The way to configure a rule is pretty straightforward and simple.

We have started using grafana alerts on some of the statistics that we collect, which we used to monitor manually before. It sure is really cool feature to take advantage off. Hope this was helpful and happy reading.

Measuring jvm stats

As a part of creating a new application that has strict performance requirements and needs to deal with large files, one of the teams working on mybring wanted a tool to investigate how much memory their JVM was using. It’s easy to see how much memory a process is allocating on a linux system, but it’s more difficult to find out how much of the allocated memory that it is actually using. The JVM likes to allocate up to its maximum heap size very aggressively, but it might take a long time for it to actually use all that memory.

There are some tools you can use to connect to a running JVM to inspect this, but for applications with these requirements, historical data is going to be very interesting. Previously, we’ve used tools like Java Melody to get information like this. Java Melody is a good tool, but it has some disadvantages. To use it in every JVM application we have, we would need to add code to all of them somehow. Also, for the metric type of data, we prefer to use Grafana which we’ve previously blogged about here. We don’t know if it’s possible to retrieve the data from Java Melody into Grafana.

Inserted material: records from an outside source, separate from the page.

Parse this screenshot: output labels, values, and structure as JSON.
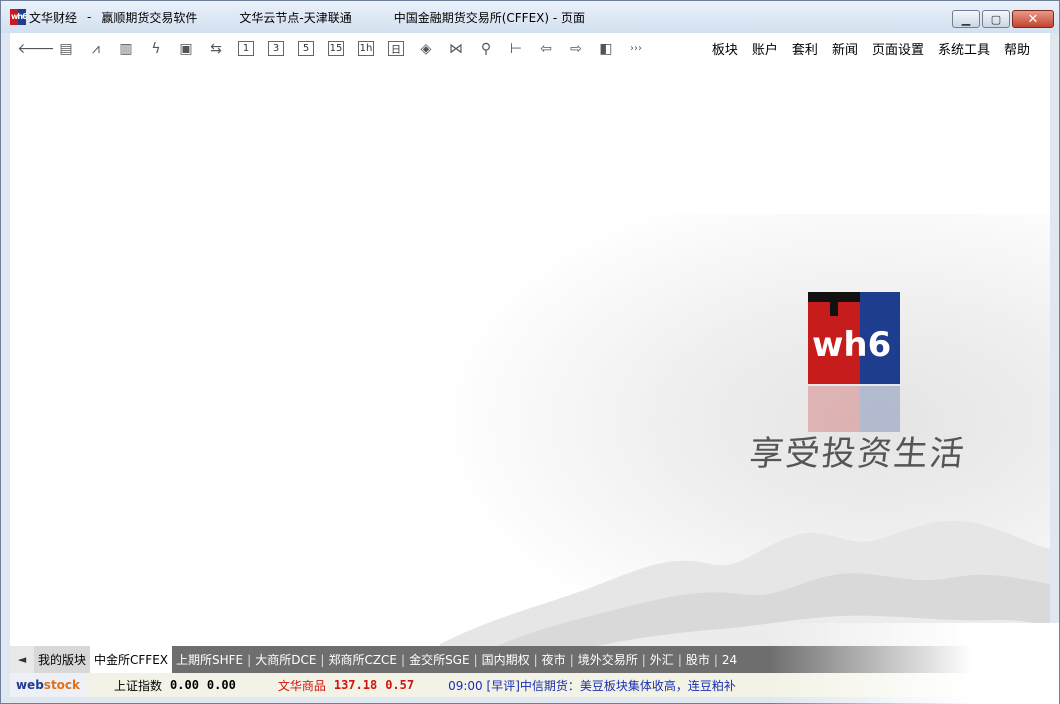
{
  "window": {
    "title_parts": [
      "文华财经",
      "-",
      "赢顺期货交易软件",
      "文华云节点-天津联通",
      "中国金融期货交易所(CFFEX) - 页面"
    ],
    "logo_text": "wh6",
    "buttons": {
      "minimize": "▁",
      "maximize": "▢",
      "close": "✕"
    }
  },
  "toolbar": {
    "icons": [
      {
        "name": "back-arrow-icon",
        "glyph": "🡐"
      },
      {
        "name": "quote-list-icon",
        "glyph": "▤"
      },
      {
        "name": "line-chart-icon",
        "glyph": "⩘"
      },
      {
        "name": "candlestick-icon",
        "glyph": "▥"
      },
      {
        "name": "lightning-icon",
        "glyph": "ϟ"
      },
      {
        "name": "save-icon",
        "glyph": "▣"
      },
      {
        "name": "switch-icon",
        "glyph": "⇆"
      }
    ],
    "period_buttons": [
      "1",
      "3",
      "5",
      "15",
      "1h",
      "日"
    ],
    "tool_icons": [
      {
        "name": "tick-chart-icon",
        "glyph": "◈"
      },
      {
        "name": "compare-icon",
        "glyph": "⋈"
      },
      {
        "name": "search-icon",
        "glyph": "⚲"
      },
      {
        "name": "fit-width-icon",
        "glyph": "⊢"
      },
      {
        "name": "page-left-icon",
        "glyph": "⇦"
      },
      {
        "name": "page-right-icon",
        "glyph": "⇨"
      },
      {
        "name": "panel-icon",
        "glyph": "◧"
      },
      {
        "name": "more-icon",
        "glyph": "›››"
      }
    ],
    "menus": [
      "板块",
      "账户",
      "套利",
      "新闻",
      "页面设置",
      "系统工具",
      "帮助"
    ]
  },
  "splash": {
    "logo_text": "wh6",
    "slogan": "享受投资生活",
    "colors": {
      "red": "#c61c1c",
      "blue": "#1e3d8f"
    }
  },
  "tabs": {
    "scroll_left": "◄",
    "items": [
      "我的版块",
      "中金所CFFEX",
      "上期所SHFE",
      "大商所DCE",
      "郑商所CZCE",
      "金交所SGE",
      "国内期权",
      "夜市",
      "境外交易所",
      "外汇",
      "股市",
      "24"
    ],
    "active_index": 1
  },
  "status": {
    "brand": {
      "web": "web",
      "stock": "stock"
    },
    "index1": {
      "name": "上证指数",
      "value": "0.00",
      "change": "0.00"
    },
    "index2": {
      "name": "文华商品",
      "value": "137.18",
      "change": "0.57"
    },
    "news": "09:00 [早评]中信期货：美豆板块集体收高，连豆粕补"
  }
}
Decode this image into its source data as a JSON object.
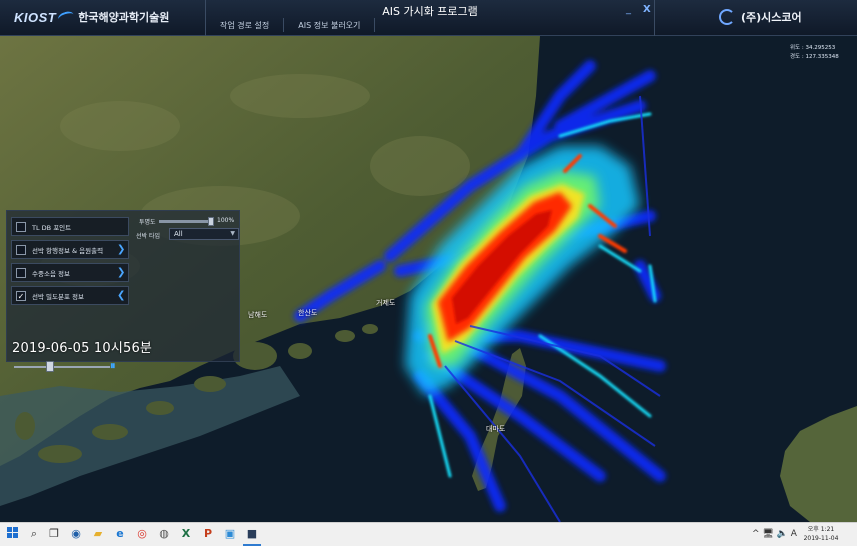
{
  "titlebar": {
    "brand": "KIOST",
    "org_name": "한국해양과학기술원",
    "app_title": "AIS 가시화 프로그램",
    "menu": [
      "작업 경로 설정",
      "AIS 정보 불러오기"
    ],
    "minimize": "_",
    "close": "X",
    "company": "(주)시스코어"
  },
  "map": {
    "coordinates": [
      "위도 : 34.295253",
      "경도 : 127.335348"
    ],
    "places": [
      "남해도",
      "한산도",
      "거제도",
      "대마도"
    ]
  },
  "panel": {
    "layers": [
      {
        "label": "TL DB 포인트",
        "checked": false,
        "chevron": ""
      },
      {
        "label": "선박 항행정보 & 음원출력",
        "checked": false,
        "chevron": "❯"
      },
      {
        "label": "수중소음 정보",
        "checked": false,
        "chevron": "❯"
      },
      {
        "label": "선박 밀도분포 정보",
        "checked": true,
        "chevron": "❮"
      }
    ],
    "opacity_label": "투명도",
    "opacity_value": "100%",
    "opacity_level": 1.0,
    "type_label": "선박 타입",
    "type_value": "All",
    "datetime": "2019-06-05 10시56분",
    "time_position": 0.38,
    "pause_icon": "⏸"
  },
  "taskbar": {
    "icons": [
      "windows-icon",
      "search-icon",
      "task-view-icon",
      "app-icon",
      "file-explorer-icon",
      "edge-icon",
      "chrome-icon",
      "app-icon",
      "excel-icon",
      "powerpoint-icon",
      "app-icon",
      "app-icon"
    ],
    "tray": "^ 🖥 🔈 A",
    "clock_time": "오후 1:21",
    "clock_date": "2019-11-04"
  },
  "colors": {
    "sea": "#0e1c2a",
    "land": "#5e6a3d",
    "density_low": "#0a2bff",
    "density_mid": "#19e3ff",
    "density_high": "#ff2a00",
    "accent": "#3fa6ff"
  }
}
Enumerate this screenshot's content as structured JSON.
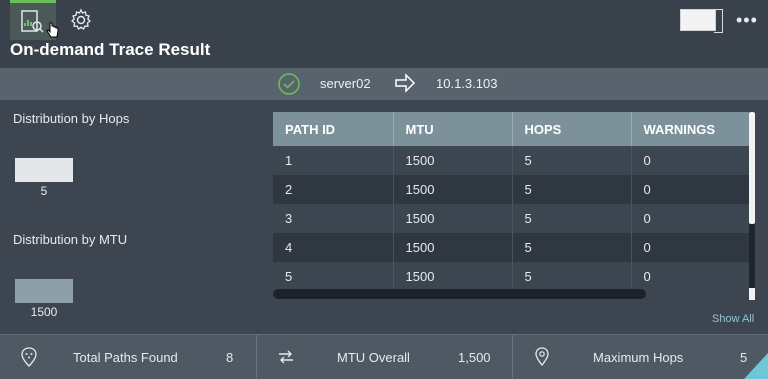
{
  "header": {
    "title": "On-demand Trace Result",
    "toolbar": {
      "active_tool": "trace-report-icon",
      "settings": "gear-icon",
      "more": "•••"
    }
  },
  "route": {
    "source": "server02",
    "destination": "10.1.3.103",
    "status_color": "#6bbf58"
  },
  "hops_distribution": {
    "title": "Distribution by Hops",
    "bars": [
      {
        "label": "5",
        "count": 8
      }
    ]
  },
  "mtu_distribution": {
    "title": "Distribution by MTU",
    "bars": [
      {
        "label": "1500",
        "count": 8
      }
    ]
  },
  "paths_table": {
    "columns": [
      "PATH ID",
      "MTU",
      "HOPS",
      "WARNINGS"
    ],
    "rows": [
      [
        "1",
        "1500",
        "5",
        "0"
      ],
      [
        "2",
        "1500",
        "5",
        "0"
      ],
      [
        "3",
        "1500",
        "5",
        "0"
      ],
      [
        "4",
        "1500",
        "5",
        "0"
      ],
      [
        "5",
        "1500",
        "5",
        "0"
      ]
    ],
    "show_all_label": "Show All"
  },
  "footer": {
    "total_paths": {
      "label": "Total Paths Found",
      "value": "8"
    },
    "mtu_overall": {
      "label": "MTU Overall",
      "value": "1,500"
    },
    "max_hops": {
      "label": "Maximum Hops",
      "value": "5"
    }
  }
}
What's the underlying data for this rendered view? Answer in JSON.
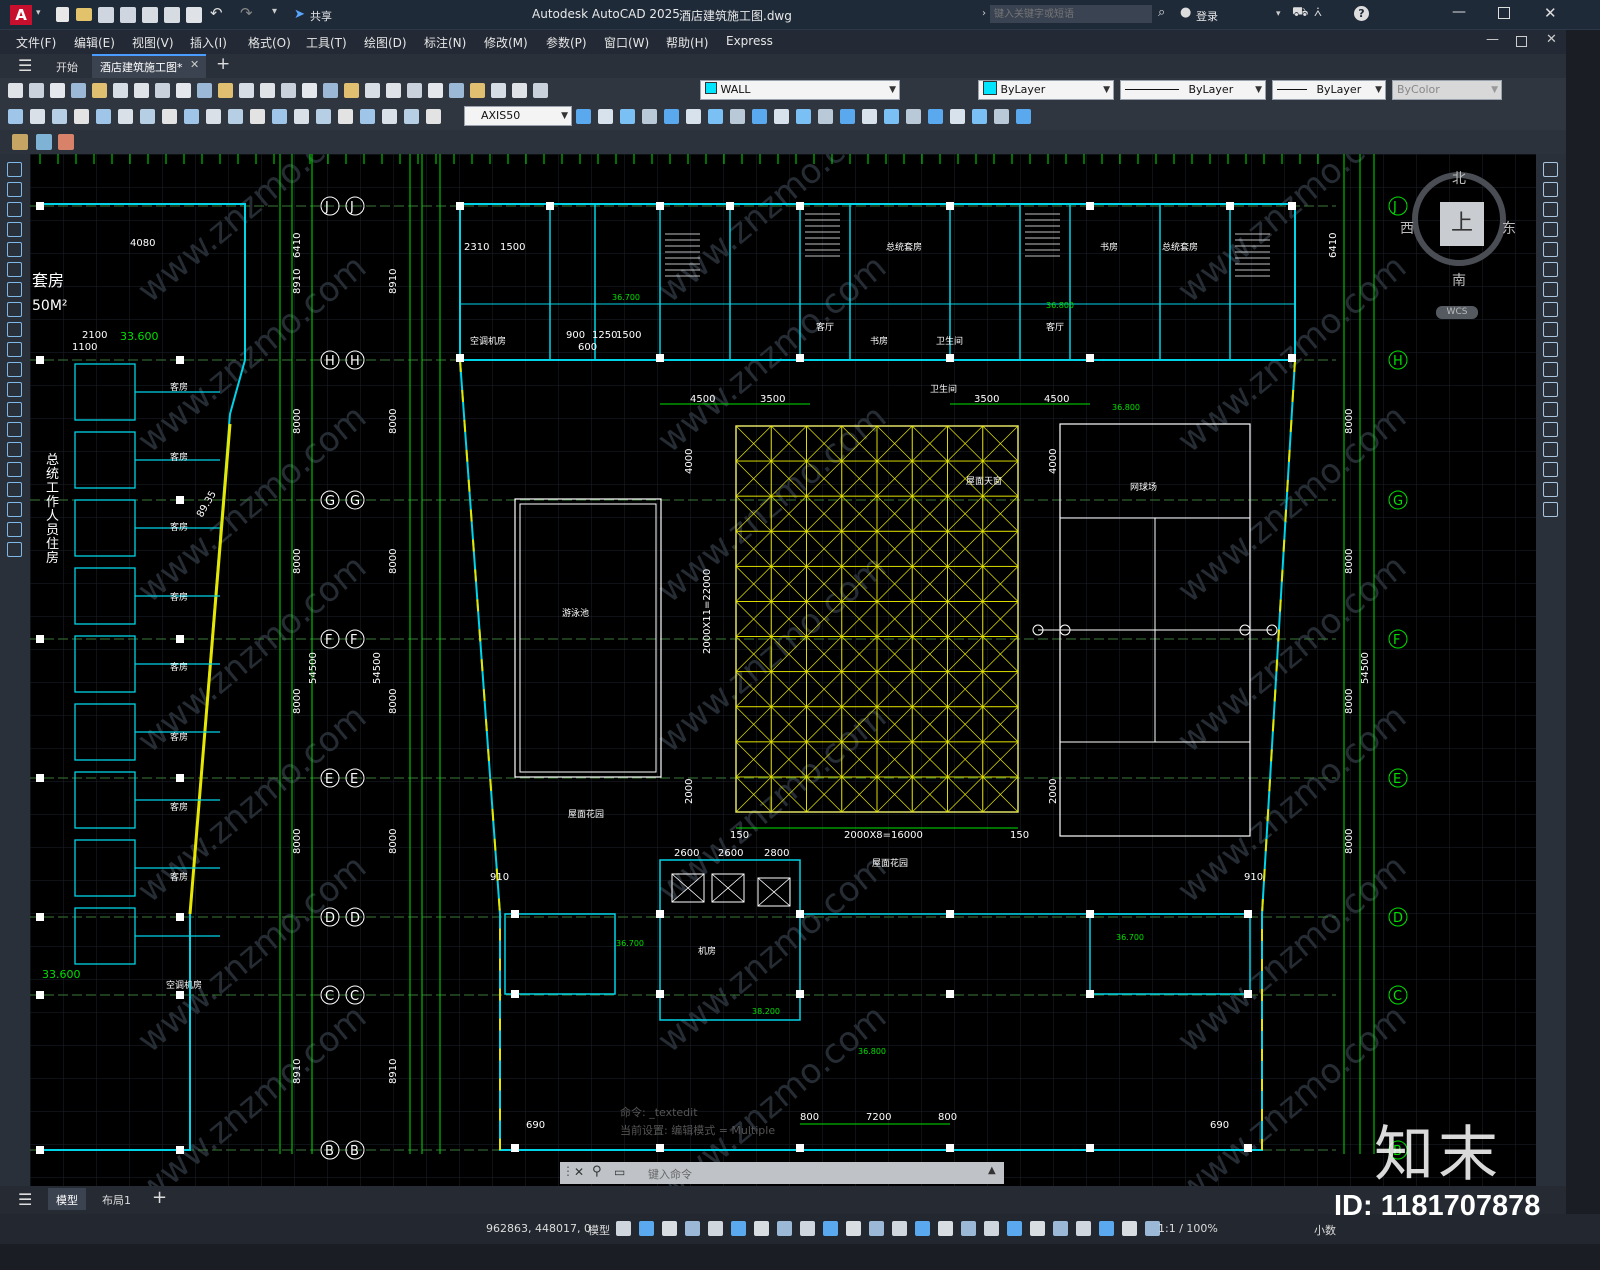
{
  "titlebar": {
    "app_title": "Autodesk AutoCAD 2025",
    "file_title": "酒店建筑施工图.dwg",
    "share_label": "共享",
    "search_placeholder": "键入关键字或短语",
    "login_label": "登录"
  },
  "menu": [
    "文件(F)",
    "编辑(E)",
    "视图(V)",
    "插入(I)",
    "格式(O)",
    "工具(T)",
    "绘图(D)",
    "标注(N)",
    "修改(M)",
    "参数(P)",
    "窗口(W)",
    "帮助(H)",
    "Express"
  ],
  "tabs": {
    "start": "开始",
    "drawing": "酒店建筑施工图*"
  },
  "properties": {
    "layer": "WALL",
    "color": "ByLayer",
    "linetype": "ByLayer",
    "lineweight": "ByLayer",
    "plotstyle": "ByColor",
    "dimstyle": "AXIS50"
  },
  "viewcube": {
    "north": "北",
    "south": "南",
    "east": "东",
    "west": "西",
    "face": "上",
    "wcs": "WCS"
  },
  "command": {
    "history": [
      "命令: _textedit",
      "当前设置: 编辑模式 = Multiple"
    ],
    "placeholder": "键入命令"
  },
  "layout_tabs": [
    "模型",
    "布局1"
  ],
  "status": {
    "coords": "962863, 448017, 0",
    "mode": "模型",
    "scale": "1:1 / 100%",
    "units": "小数"
  },
  "watermark": {
    "logo": "知末",
    "id": "ID: 1181707878",
    "site": "www.znzmo.com"
  },
  "drawing": {
    "axes_left": [
      "J",
      "H",
      "G",
      "F",
      "E",
      "D",
      "C",
      "B"
    ],
    "axes_right": [
      "J",
      "H",
      "G",
      "F",
      "E",
      "D",
      "C",
      "B"
    ],
    "rooms": {
      "pool": "游泳池",
      "skylight": "屋面天窗",
      "tennis": "网球场",
      "roof_garden_1": "屋面花园",
      "roof_garden_2": "屋面花园",
      "machine_room": "机房",
      "suite": "总统套房",
      "guest_room": "客房",
      "bathroom": "卫生间",
      "living": "客厅",
      "study": "书房",
      "staff_residence": "总统工作人员住房",
      "ac_room": "空调机房",
      "stair": "楼梯间"
    },
    "dims_top": [
      "4500",
      "3500",
      "3500",
      "4500",
      "36.800"
    ],
    "dims_bottom": [
      "2600",
      "2600",
      "2800",
      "150",
      "2000X8=16000",
      "150"
    ],
    "dims_bottom_edge": [
      "690",
      "800",
      "7200",
      "800",
      "690"
    ],
    "dim_vert": [
      "2000X11=22000",
      "4000",
      "2000",
      "54500",
      "8000",
      "8910",
      "6410"
    ],
    "elevations": [
      "36.700",
      "36.800",
      "38.200",
      "33.600"
    ],
    "misc_dims": [
      "910",
      "2310",
      "1500",
      "4080",
      "2100",
      "1100",
      "600",
      "900",
      "1250",
      "1500",
      "89.35"
    ],
    "top_room_left": "50M²",
    "top_room_label": "套房"
  }
}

We already had telegraf running on all our servers. It collects system information, such as free memory, load averages, cpu utilization every 10 seconds, and it seemed natural that we could leverage that to do something similar for JVM metrics. As it turns out, recent versions of telegraf has a very cool plugin for a tool called Jolokia, which is an agent that you can use with the JVM to get an HTTP-interface where you can perform JMX queries. You can use JMX queries to answer questions such as “How much memory is in the heap now?” or “How many threads are there?” – which is exactly what we needed.

Since all of our applications are set up and configured with configuration management, it seemed that going for this approach we could make a one-time effort to get this sort of monitoring for every JVM application we run. We used puppet to add the Jolokia agent to our servers and to add a startup parameter to a couple of our applications to activate it. After that, we added configuration to telegraf to make it perform some interesting JMX queries every time it runsf. We used a template that looks a lot like this:

# Read JMX metrics through Jolokia
[[inputs.jolokia]]
## This is the context root used to compose the jolokia url
## NOTE that Jolokia requires a trailing slash at the end of the context root
context = "/jolokia/"
## List of servers exposing jolokia read service
[[inputs.jolokia.servers]]
name = "<%= @name %>"
host = "127.0.0.1"
port = "<%= @port %>"

[[inputs.jolokia.metrics]]
name = "heap_memory_usage"
mbean = "java.lang:type=Memory"
attribute = "HeapMemoryUsage"

Puppet will put one configuration file for each application into /etc/telegraf/telegraf.d for us. Since telegraf runs on the same server as the applications, it can reach Jolokia on the loopback interface, which means we do not have to expose JMX on an external IP address.

After testing with a couple of applications and getting some visualization up and running, we decided that it was working well and we activated this puppet configuration for most of our applications. The nice thing for us is that we got this monitoring working for all of our applications for pretty much the same amount of work as doing it for a single one.

It’s easy to add more JMX queries to the configuration files, other data that we’ll collect is connection pool data, threads, non-heap memory usage and the amount of loaded classes. One scenario where this will be very useful is when we have a memory leak and want to figure out which change that caused it, or when we run out of Compressed Class Space and want to figure out which change that caused us to start leaking classloaders.

Additionally, the latest version of Grafana lets us set up alerting based on thresholds on the data we collect, which seems like something we’ll end up using. All in all, we’re very happy with the telegraf, InfluxDB and Grafana stack which makes it really easy to add new monitoring to our systems.